Im Rahmen der Vorbereitung auf den Besuch der KZ-Gedenkstätte Mauthausen fand für die 4. Klassen ein besonderes Zeit- bzw. Zweitzeugengespräch im Festsaal unserer Schule statt. Zu Gast war die engagierte Gruppe „Die wilden Alten“ – rund 30 Seniorinnen und Senioren aus der Steiermark, die sich selbst als „kreative Eingreiftruppe“ bezeichnen. Ihr gemeinsames Ziel: durch Theater, Kreativität und persönliche Erzählungen Geschichte lebendig machen und zum Nachdenken über unsere Gegenwart und Zukunft anregen.
Im Mittelpunkt der Veranstaltung stand die Auseinandersetzung mit der Vergangenheit, insbesondere mit der Zeit des Zweiten Weltkriegs in unserer Region. Die Mitglieder der „Wilden Alten“ berichteten eindrucksvoll von Erlebnissen, Erinnerungen und überlieferten Geschichten aus dieser Zeit. Als sogenannte Zweitzeuginnen und Zweitzeugen geben sie das Wissen und die Erfahrungen der Kriegsgeneration weiter und leisten damit einen wichtigen Beitrag zur Erinnerungskultur.
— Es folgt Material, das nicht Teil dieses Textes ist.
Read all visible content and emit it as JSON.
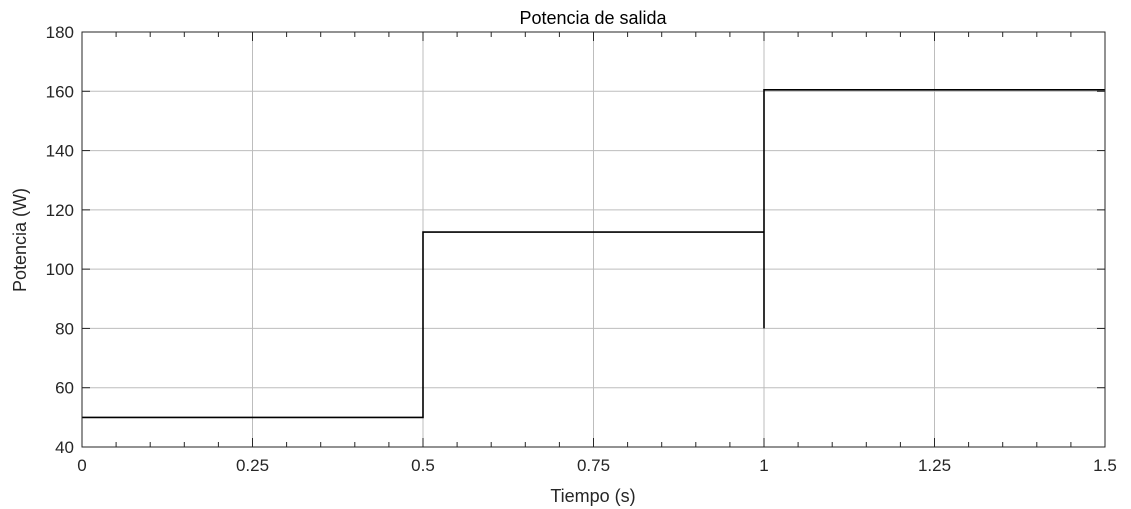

Durch szenische Darstellungen und persönliche Worte gelang es der Gruppe, die historischen Ereignisse greifbar zu machen. Die Schülerinnen und Schüler erhielten nicht nur Einblicke in die schwierigen Lebensumstände der damaligen Zeit, sondern wurden auch dazu angeregt, Fragen zu stellen und sich aktiv mit Geschichte auseinanderzusetzen.
Das Gespräch bot eine wertvolle Vorbereitung auf den bevorstehenden Besuch der KZ-Gedenkstätte Mauthausen. Die Begegnung mit den „Wilden Alten“ machte deutlich, wie wichtig es ist, sich mit der Vergangenheit auseinanderzusetzen, um Verantwortung für die Gegenwart und Zukunft zu übernehmen.
Wir bedanken uns herzlich bei den „Wilden Alten“ für ihr Kommen und die eindrucksvolle Gestaltung dieses besonderen Vormittags.